Nevertheless, currently, there is no such situation in the country that would justify Russia’s interference. We also should keep in mind the response of the West, which strongly opposes such a scenario and makes no bones about the grave consequences that would result. And the Russian authorities are mindful about it.
Igor Korotchenko, editor-in-chief of the Moscow-based National Defense magazine and director of the Center of Analysis of the World’s Arms Trade
Russia will deploy its troops in Eastern Ukraine only in the case of full-fledged civil war and military actions against ethnic Russians. Moscow will protect it compatriots and rely on the Kosovo precedent as well as on the norms of international law. In this context, Russia doesn’t care about its relations with West. We don’t care about the NATO response if we find our compatriots’ lives endangered in Ukraine. In short, we will act in accordance with our national interests and international humanitarian law.
Steven Pifer, former U.S. ambassador to Ukraine and Brookings Senior Fellow at Center on the United States and Europe
Washington is very concerned about the size and readiness of the Russian forces that have deployed near the eastern Ukrainian border. Instead of moving to de-escalate the crisis, Moscow is keeping the heat on. At the least, the Russian military presence seems intended to keep the government in Kiev on edge.
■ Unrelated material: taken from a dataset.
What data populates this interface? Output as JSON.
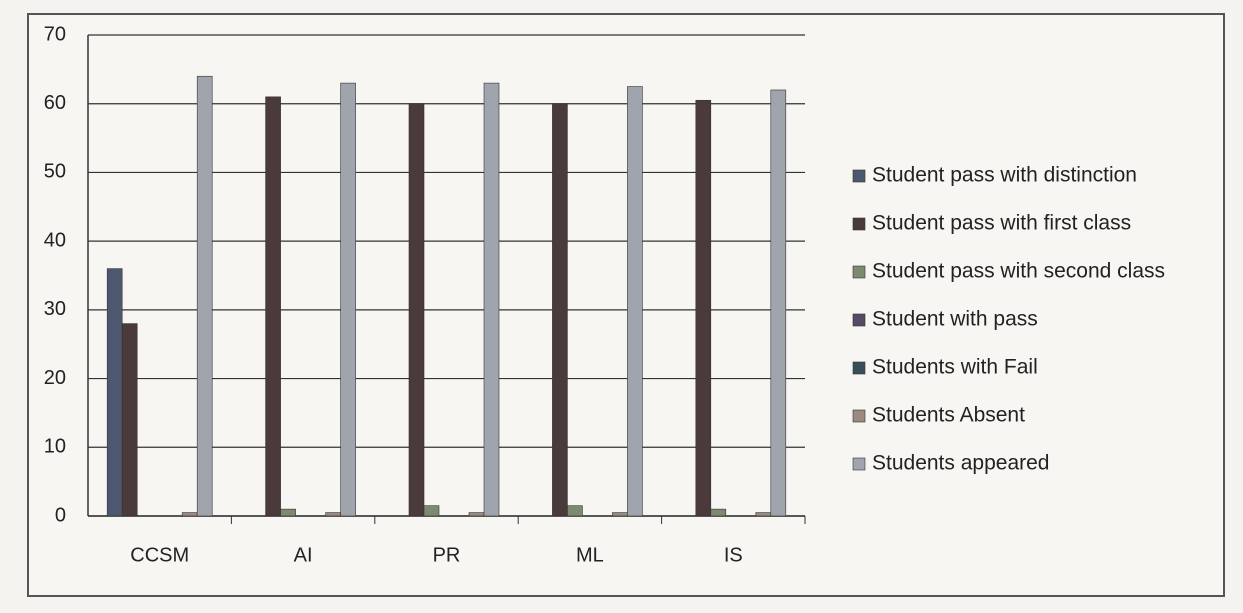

That would be consistent with other Kremlin actions designed to destabilize Ukraine. It is unclear how far Mr. Putin intends to go, despite his statement that he had no further territorial designs on Ukraine. A Russian military intervention into eastern Ukraine would be a dangerous move. Ukrainian military units would fight, and there could be resistance from the civilian population as well.
While the Russian military is superior in weapons and troop numbers, it would be a very ugly situation. Should Mr. Putin make the mistake of a broader military intervention in Ukraine, I would expect the West to respond in a variety of ways, including with major financial and economic sanctions against Russia.
Michael Slobodchikoff, professor in the Political Science Department at Troy University.
The West is increasingly worried. Many observers are convinced that Russia will invade Eastern Ukraine, and that Eastern Ukraine will become a part of Russia much like Crimea. While that is a distinct possibility, Russian forces have not invaded Eastern Ukraine yet, and seem reluctant to do so. Had the annexation of Eastern Ukraine been Russia's goal, it would have done so already. So the question remains as to whether or not the Russians will annex Eastern Ukraine, and the answer to that question is a resounding “maybe.”
The Russians are ready to move their forces in should they decide that they want to annex Eastern Ukraine, but do not seem to be in a hurry to do so. Instead, they have approached the West and made a proposal to make Ukraine a federal system, with increased autonomy for Eastern Ukraine. This is a way of ensuring that they don't have to annex Eastern Ukraine, yet can still influence policy there.
UPDATE: This article was updated on March 28, 2014 to include commentary from Steven Pifer, Brookings Senior Fellow and former U.S. ambassador to Ukraine.